Blankonisme VS Kebebasan
Fondasi rasional Blankonisme menempatkan manusia sebagai makhluk berpikir yang sadar relasi: bebas, tapi tidak liar; kritis, tapi tetap beradab. Gagasan ini menekankan bahwa manusia memiliki akal budi untuk berpikir secara rasional dan bertindak secara etis. Kebebasan sejati tidak berarti tanpa batas, tetapi kebebasan yang disertai kesadaran moral serta tanggung jawab terhadap diri dan sesama.

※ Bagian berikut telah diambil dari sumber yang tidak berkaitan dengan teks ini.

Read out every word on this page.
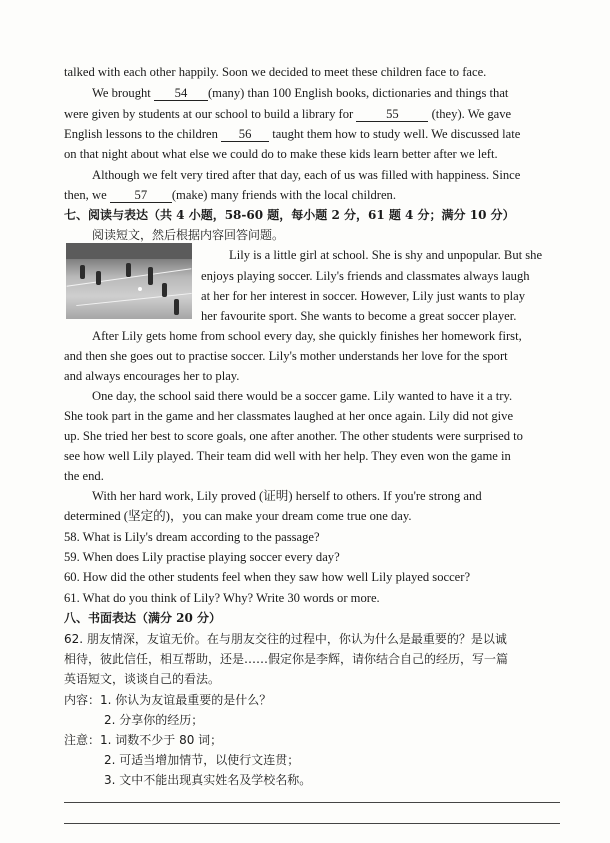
talked with each other happily. Soon we decided to meet these children face to face.
We brought 54 (many) than 100 English books, dictionaries and things that
were given by students at our school to build a library for	55	(they). We gave
English lessons to the children 56 taught them how to study well. We discussed late
on that night about what else we could do to make these kids learn better after we left.
Although we felt very tired after that day, each of us was filled with happiness. Since
then, we 57 (make) many friends with the local children.
七、阅读与表达（共 4 小题，58-60 题，每小题 2 分，61 题 4 分；满分 10 分）
阅读短文，然后根据内容回答问题。
Lily is a little girl at school. She is shy and unpopular. But she
enjoys playing soccer. Lily's friends and classmates always laugh
at her for her interest in soccer. However, Lily just wants to play
her favourite sport. She wants to become a great soccer player.
After Lily gets home from school every day, she quickly finishes her homework first,
and then she goes out to practise soccer. Lily's mother understands her love for the sport
and always encourages her to play.
One day, the school said there would be a soccer game. Lily wanted to have it a try.
She took part in the game and her classmates laughed at her once again. Lily did not give
up. She tried her best to score goals, one after another. The other students were surprised to
see how well Lily played. Their team did well with her help. They even won the game in
the end.
With her hard work, Lily proved (证明) herself to others. If you're strong and
determined (坚定的)，you can make your dream come true one day.
58. What is Lily's dream according to the passage?
59. When does Lily practise playing soccer every day?
60. How did the other students feel when they saw how well Lily played soccer?
61. What do you think of Lily? Why? Write 30 words or more.
八、书面表达（满分 20 分）
62. 朋友情深，友谊无价。在与朋友交往的过程中，你认为什么是最重要的？是以诚
相待，彼此信任，相互帮助，还是……假定你是李辉，请你结合自己的经历，写一篇
英语短文，谈谈自己的看法。
内容：1. 你认为友谊最重要的是什么？
2. 分享你的经历；
注意：1. 词数不少于 80 词；
2. 可适当增加情节，以使行文连贯；
3. 文中不能出现真实姓名及学校名称。
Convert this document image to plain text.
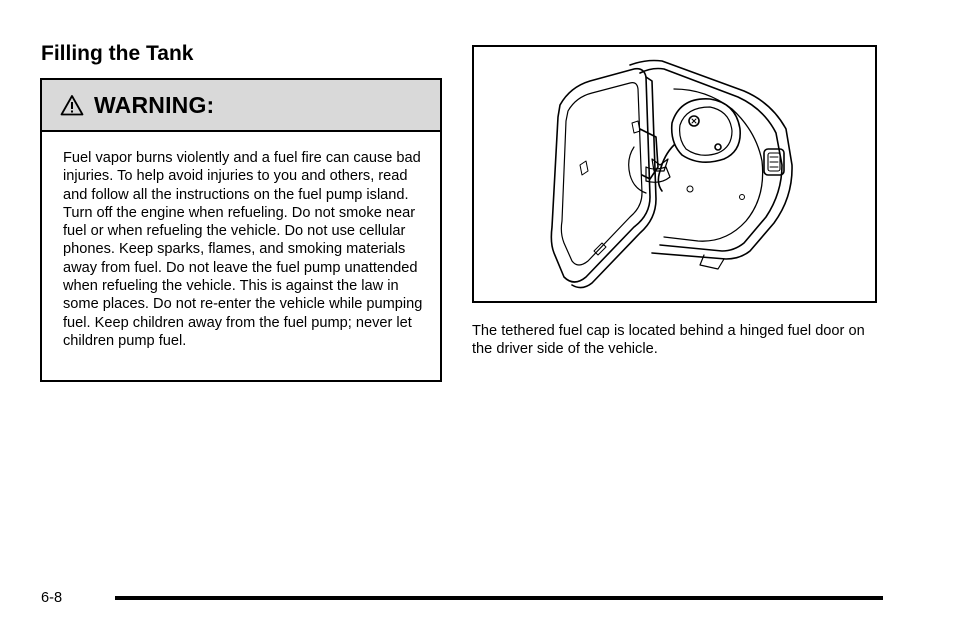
Filling the Tank
WARNING:

Fuel vapor burns violently and a fuel fire can cause bad injuries. To help avoid injuries to you and others, read and follow all the instructions on the fuel pump island. Turn off the engine when refueling. Do not smoke near fuel or when refueling the vehicle. Do not use cellular phones. Keep sparks, flames, and smoking materials away from fuel. Do not leave the fuel pump unattended when refueling the vehicle. This is against the law in some places. Do not re-enter the vehicle while pumping fuel. Keep children away from the fuel pump; never let children pump fuel.

The tethered fuel cap is located behind a hinged fuel door on the driver side of the vehicle.

6-8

Oleh: Giovani Wela Tala, Mahasiswa Stikes Panti Waluya Malang
Dalam kondisi ideal, manusia mampu berpikir kritis tanpa kehilangan adab. Setiap individu bebas mengemukakan pendapat dengan bijak, menghargai perbedaan, dan menjadikan rasionalitas sebagai pedoman dalam kehidupan sosial. Masyarakat yang rasional adalah masyarakat yang berani berpikir, tetapi tetap menjunjung nilai kesopanan, empati, dan keadilan.
Kenyataannya, kebebasan berpikir sering disalahartikan. Banyak orang merasa bebas untuk berkata atau bertindak tanpa memikirkan dampaknya. Kritik berubah menjadi ejekan, dan keberanian berpikir digantikan oleh kesombongan intelektual. Akibatnya, hubungan sosial menjadi renggang dan nilai-nilai kemanusiaan terkikis.
Jurang antara kondisi ideal dan real terletak pada hilangnya kesadaran relasional dalam berpikir. Rasionalitas yang seharusnya menjadi alat untuk membangun justru digunakan untuk menyerang. Ego dan emosi lebih dominan daripada akal sehat dan etika.
Menurut saya, Blankonisme rasional menuntut manusia untuk menyeimbangkan antara kebebasan berpikir dan tanggung jawab moral. Manusia sejati bukan hanya yang bebas berpikir, tetapi juga yang mampu menata pikirannya dengan etika dan rasa hormat terhadap sesama.
Marilah kita menerapkan semangat Blankonisme rasional dalam kehidupan sehari-hari: berpikir bebas namun tetap santun, bersikap kritis namun beretika. Dengan begitu, kita membangun peradaban yang beradab, rasional, dan manusiawi.